Rachel Kaplan, Lucy Lee, Jiong Yan, Yi-Fang Liu, Paul Chadwick, Stefano Monni, Sandra J Shin. Weill Cornell Medical College, New York
Background: Recent studies have reported that CD44+/CD24- epithelial tumor cells are most common in basal-like carcinomas and that patients with tumors of this phenotype experience an unfavorable prognosis. The question of whether this phenotype within the basal-like molecular subtype has common biologic behavior or significance remains unanswered. Triple negative breast cancers (TNBC) which lack protein overexpression for ER, PR and HER-2/neu are almost entirely of the basal-like molecular subtype. The goal of this study was to identify TNBC exhibiting the CD44+/CD241 phenotype and identify any common clinicopathoogic variables which may further define this subgroup.
Design: After confirmation of negative ER (<1%), PR (<1%) and HER-2/neu (0 or 1+) status by immunohistochemistry (IHC), TNBC specimens of 162 patients were studied. Using a tissue microarray platform, IHC staining for CD44, CD24, EGFR, CK5 and CK14 were performed. For CD44, CD24 and EGFR, staining in >10% of tumor cells of any intensity was considered a positive result. For CK5 and CK24, staining in >5% of tumor cells of any intensity was considered a positive result. Results were recorded and data were statistically analyzed.
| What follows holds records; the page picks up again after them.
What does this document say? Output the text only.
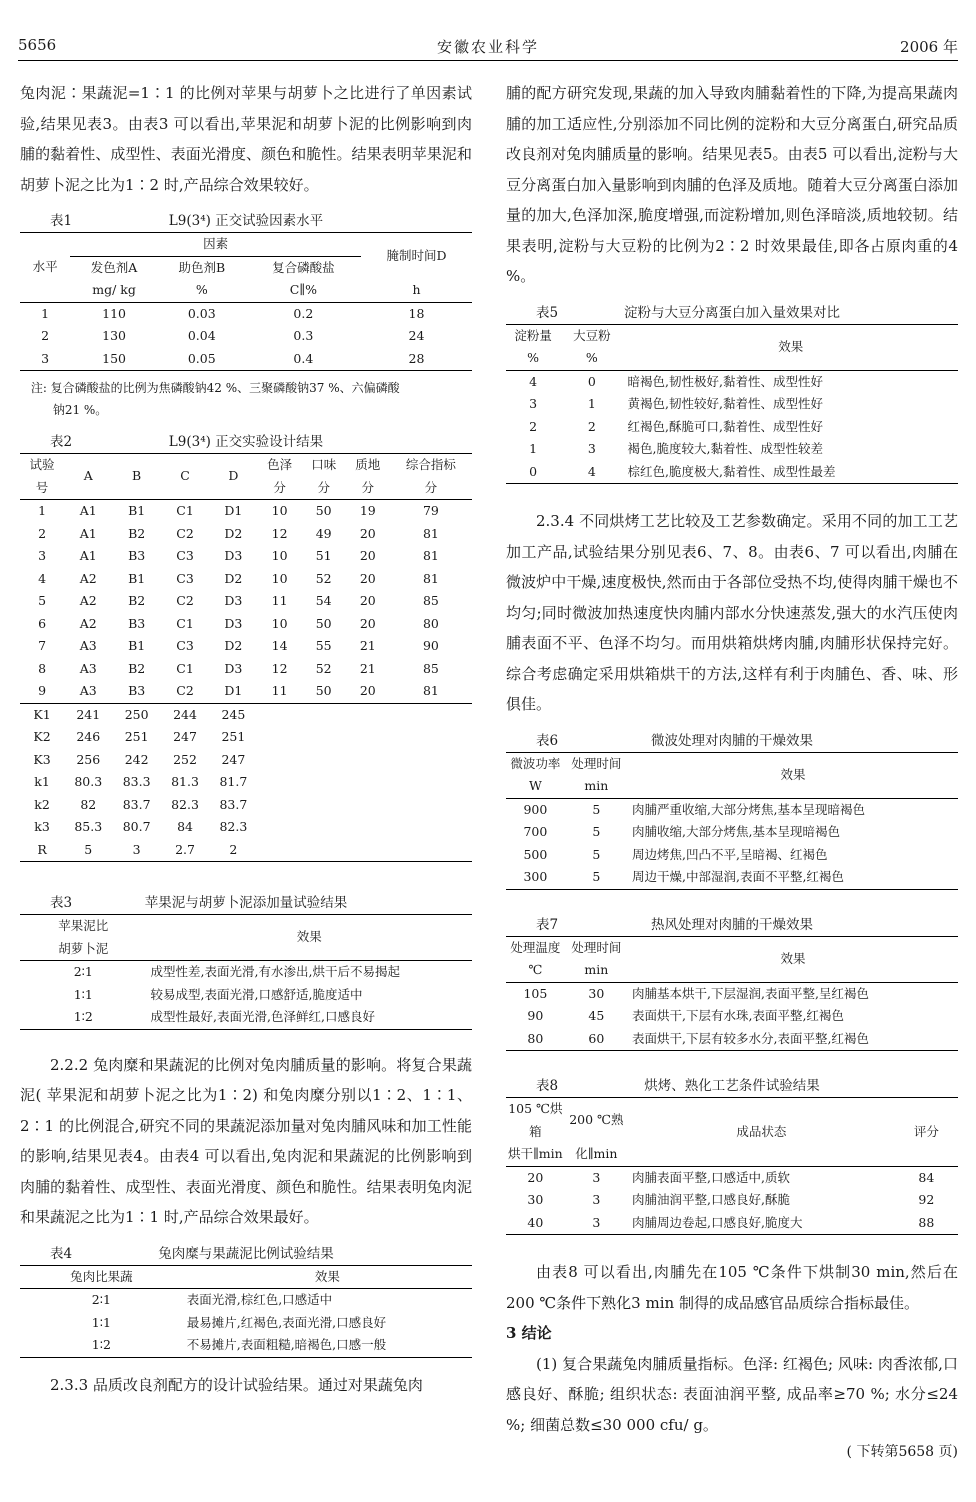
5656	安徽农业科学	2006 年

兔肉泥∶果蔬泥=1∶1 的比例对苹果与胡萝卜之比进行了单因素试验,结果见表3。由表3 可以看出,苹果泥和胡萝卜泥的比例影响到肉脯的黏着性、成型性、表面光滑度、颜色和脆性。结果表明苹果泥和胡萝卜泥之比为1∶2 时,产品综合效果较好。

表1	L9(3⁴) 正交试验因素水平
水平	因素			腌制时间D
	发色剂A	助色剂B	复合磷酸盐	
	mg/ kg	%	C∥%	h
1	110	0.03	0.2	18
2	130	0.04	0.3	24
3	150	0.05	0.4	28
注: 复合磷酸盐的比例为焦磷酸钠42 %、三聚磷酸钠37 %、六偏磷酸
钠21 %。
表2	L9(3⁴) 正交实验设计结果
试验	A	B	C	D	色泽	口味	质地	综合指标
号					分	分	分	分
1	A1	B1	C1	D1	10	50	19	79
2	A1	B2	C2	D2	12	49	20	81
3	A1	B3	C3	D3	10	51	20	81
4	A2	B1	C3	D2	10	52	20	81
5	A2	B2	C2	D3	11	54	20	85
6	A2	B3	C1	D3	10	50	20	80
7	A3	B1	C3	D2	14	55	21	90
8	A3	B2	C1	D3	12	52	21	85
9	A3	B3	C2	D1	11	50	20	81
K1	241	250	244	245				
K2	246	251	247	251				
K3	256	242	252	247				
k1	80.3	83.3	81.3	81.7				
k2	82	83.7	82.3	83.7				
k3	85.3	80.7	84	82.3				
R	5	3	2.7	2				
表3	苹果泥与胡萝卜泥添加量试验结果
苹果泥比	效果
胡萝卜泥	
2∶1	成型性差,表面光滑,有水渗出,烘干后不易揭起
1∶1	较易成型,表面光滑,口感舒适,脆度适中
1∶2	成型性最好,表面光滑,色泽鲜红,口感良好

2.2.2 兔肉糜和果蔬泥的比例对兔肉脯质量的影响。将复合果蔬泥( 苹果泥和胡萝卜泥之比为1∶2) 和兔肉糜分别以1∶2、1∶1、2∶1 的比例混合,研究不同的果蔬泥添加量对兔肉脯风味和加工性能的影响,结果见表4。由表4 可以看出,兔肉泥和果蔬泥的比例影响到肉脯的黏着性、成型性、表面光滑度、颜色和脆性。结果表明兔肉泥和果蔬泥之比为1∶1 时,产品综合效果最好。

表4	兔肉糜与果蔬泥比例试验结果
兔肉比果蔬	效果
2∶1	表面光滑,棕红色,口感适中
1∶1	最易摊片,红褐色,表面光滑,口感良好
1∶2	不易摊片,表面粗糙,暗褐色,口感一般

2.3.3 品质改良剂配方的设计试验结果。通过对果蔬兔肉

脯的配方研究发现,果蔬的加入导致肉脯黏着性的下降,为提高果蔬肉脯的加工适应性,分别添加不同比例的淀粉和大豆分离蛋白,研究品质改良剂对兔肉脯质量的影响。结果见表5。由表5 可以看出,淀粉与大豆分离蛋白加入量影响到肉脯的色泽及质地。随着大豆分离蛋白添加量的加大,色泽加深,脆度增强,而淀粉增加,则色泽暗淡,质地较韧。结果表明,淀粉与大豆粉的比例为2∶2 时效果最佳,即各占原肉重的4 %。

表5	淀粉与大豆分离蛋白加入量效果对比
淀粉量	大豆粉	效果
%	%	
4	0	暗褐色,韧性极好,黏着性、成型性好
3	1	黄褐色,韧性较好,黏着性、成型性好
2	2	红褐色,酥脆可口,黏着性、成型性好
1	3	褐色,脆度较大,黏着性、成型性较差
0	4	棕红色,脆度极大,黏着性、成型性最差

2.3.4 不同烘烤工艺比较及工艺参数确定。采用不同的加工工艺加工产品,试验结果分别见表6、7、8。由表6、7 可以看出,肉脯在微波炉中干燥,速度极快,然而由于各部位受热不均,使得肉脯干燥也不均匀;同时微波加热速度快肉脯内部水分快速蒸发,强大的水汽压使肉脯表面不平、色泽不均匀。而用烘箱烘烤肉脯,肉脯形状保持完好。综合考虑确定采用烘箱烘干的方法,这样有利于肉脯色、香、味、形俱佳。

表6	微波处理对肉脯的干燥效果
微波功率	处理时间	效果
W	min	
900	5	肉脯严重收缩,大部分烤焦,基本呈现暗褐色
700	5	肉脯收缩,大部分烤焦,基本呈现暗褐色
500	5	周边烤焦,凹凸不平,呈暗褐、红褐色
300	5	周边干燥,中部湿润,表面不平整,红褐色
表7	热风处理对肉脯的干燥效果
处理温度	处理时间	效果
℃	min	
105	30	肉脯基本烘干,下层湿润,表面平整,呈红褐色
90	45	表面烘干,下层有水珠,表面平整,红褐色
80	60	表面烘干,下层有较多水分,表面平整,红褐色
表8	烘烤、熟化工艺条件试验结果
105 ℃烘箱	200 ℃熟	成品状态	评分
烘干∥min	化∥min		
20	3	肉脯表面平整,口感适中,质软	84
30	3	肉脯油润平整,口感良好,酥脆	92
40	3	肉脯周边卷起,口感良好,脆度大	88

由表8 可以看出,肉脯先在105 ℃条件下烘制30 min,然后在200 ℃条件下熟化3 min 制得的成品感官品质综合指标最佳。

3 结论

(1) 复合果蔬兔肉脯质量指标。色泽: 红褐色; 风味: 肉香浓郁,口感良好、酥脆; 组织状态: 表面油润平整, 成品率≥70 %; 水分≤24 %; 细菌总数≤30 000 cfu/ g。

( 下转第5658 页)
Results: 146 TNBC cases were interpretable for all immunostains studied. 132 of 146 (90%) were positive for at least one basal marker (EGFR, CK5, CK14). TNBC subclassified into the following CD44/CD24 subgroups: 42 were CD44+/CD24+; 76 were CD44+/CD24-, 12 were CD44-/CD24+; 16 were CD44-/CD24-. No significant association at the 0.05 level was identified when comparing subgroups to clinicopathologic variables of age, tumor size, nodal status, histologic type (ductal, lobular, other), histologic grade, presence of in-situ carcinoma or lymphovascular invasion.
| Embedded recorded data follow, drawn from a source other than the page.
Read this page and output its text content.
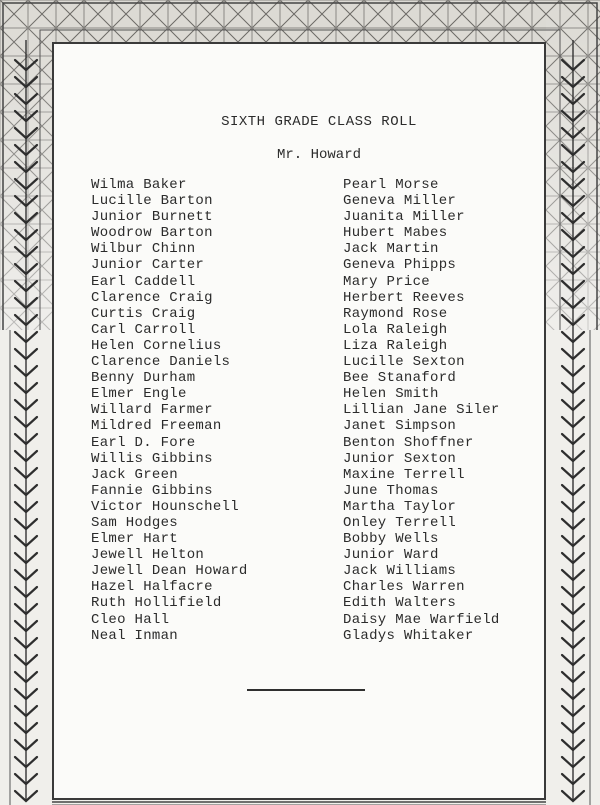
SIXTH GRADE CLASS ROLL
Mr. Howard
Wilma Baker
Lucille Barton
Junior Burnett
Woodrow Barton
Wilbur Chinn
Junior Carter
Earl Caddell
Clarence Craig
Curtis Craig
Carl Carroll
Helen Cornelius
Clarence Daniels
Benny Durham
Elmer Engle
Willard Farmer
Mildred Freeman
Earl D. Fore
Willis Gibbins
Jack Green
Fannie Gibbins
Victor Hounschell
Sam Hodges
Elmer Hart
Jewell Helton
Jewell Dean Howard
Hazel Halfacre
Ruth Hollifield
Cleo Hall
Neal Inman
Pearl Morse
Geneva Miller
Juanita Miller
Hubert Mabes
Jack Martin
Geneva Phipps
Mary Price
Herbert Reeves
Raymond Rose
Lola Raleigh
Liza Raleigh
Lucille Sexton
Bee Stanaford
Helen Smith
Lillian Jane Siler
Janet Simpson
Benton Shoffner
Junior Sexton
Maxine Terrell
June Thomas
Martha Taylor
Onley Terrell
Bobby Wells
Junior Ward
Jack Williams
Charles Warren
Edith Walters
Daisy Mae Warfield
Gladys Whitaker
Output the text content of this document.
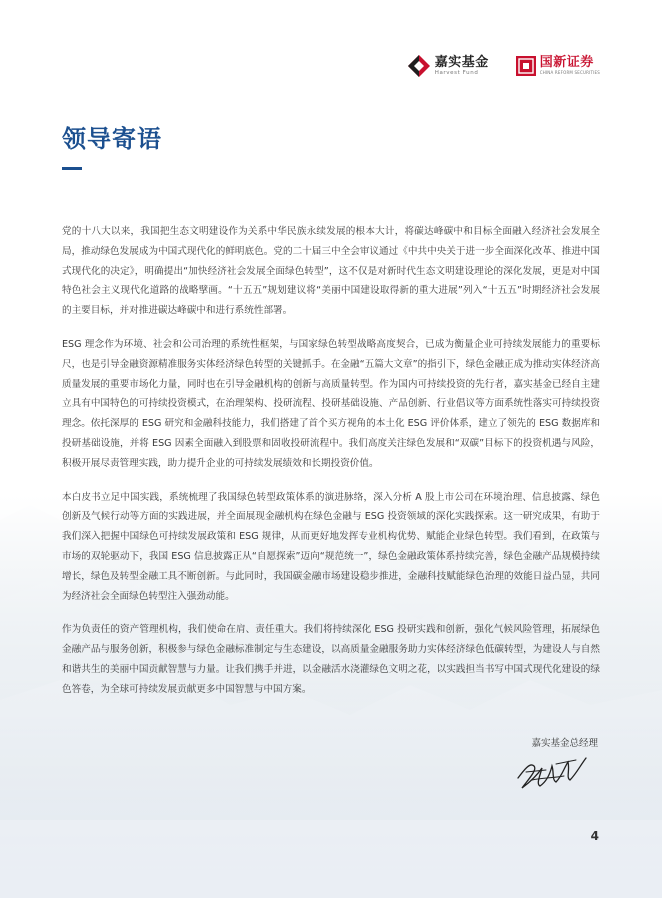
嘉实基金
Harvest Fund
国新证券
CHINA REFORM SECURITIES
领导寄语

党的十八大以来，我国把生态文明建设作为关系中华民族永续发展的根本大计，将碳达峰碳中和目标全面融入经济社会发展全局，推动绿色发展成为中国式现代化的鲜明底色。党的二十届三中全会审议通过《中共中央关于进一步全面深化改革、推进中国式现代化的决定》，明确提出“加快经济社会发展全面绿色转型”，这不仅是对新时代生态文明建设理论的深化发展，更是对中国特色社会主义现代化道路的战略擘画。“十五五”规划建议将“美丽中国建设取得新的重大进展”列入“十五五”时期经济社会发展的主要目标，并对推进碳达峰碳中和进行系统性部署。

ESG 理念作为环境、社会和公司治理的系统性框架，与国家绿色转型战略高度契合，已成为衡量企业可持续发展能力的重要标尺，也是引导金融资源精准服务实体经济绿色转型的关键抓手。在金融“五篇大文章”的指引下，绿色金融正成为推动实体经济高质量发展的重要市场化力量，同时也在引导金融机构的创新与高质量转型。作为国内可持续投资的先行者，嘉实基金已经自主建立具有中国特色的可持续投资模式，在治理架构、投研流程、投研基础设施、产品创新、行业倡议等方面系统性落实可持续投资理念。依托深厚的 ESG 研究和金融科技能力，我们搭建了首个买方视角的本土化 ESG 评价体系，建立了领先的 ESG 数据库和投研基础设施，并将 ESG 因素全面融入到股票和固收投研流程中。我们高度关注绿色发展和“双碳”目标下的投资机遇与风险，积极开展尽责管理实践，助力提升企业的可持续发展绩效和长期投资价值。

本白皮书立足中国实践，系统梳理了我国绿色转型政策体系的演进脉络，深入分析 A 股上市公司在环境治理、信息披露、绿色创新及气候行动等方面的实践进展，并全面展现金融机构在绿色金融与 ESG 投资领域的深化实践探索。这一研究成果，有助于我们深入把握中国绿色可持续发展政策和 ESG 规律，从而更好地发挥专业机构优势、赋能企业绿色转型。我们看到，在政策与市场的双轮驱动下，我国 ESG 信息披露正从“自愿探索”迈向“规范统一”，绿色金融政策体系持续完善，绿色金融产品规模持续增长，绿色及转型金融工具不断创新。与此同时，我国碳金融市场建设稳步推进，金融科技赋能绿色治理的效能日益凸显，共同为经济社会全面绿色转型注入强劲动能。

作为负责任的资产管理机构，我们使命在肩、责任重大。我们将持续深化 ESG 投研实践和创新，强化气候风险管理，拓展绿色金融产品与服务创新，积极参与绿色金融标准制定与生态建设，以高质量金融服务助力实体经济绿色低碳转型，为建设人与自然和谐共生的美丽中国贡献智慧与力量。让我们携手并进，以金融活水浇灌绿色文明之花，以实践担当书写中国式现代化建设的绿色答卷，为全球可持续发展贡献更多中国智慧与中国方案。

嘉实基金总经理
4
Conclusions: CD44+/CD24- phenotype was the most common subgroup in our cohort of TNBC. However, patients in this subgroup did not share common clinicopathologic factors at any statistically significant level. Our findings suggest that although the CD44+/CD24- phenotype is prevalent in TNBC, it does not convey particular biologic significance of such tumors in this basal-iike molecular subgroup.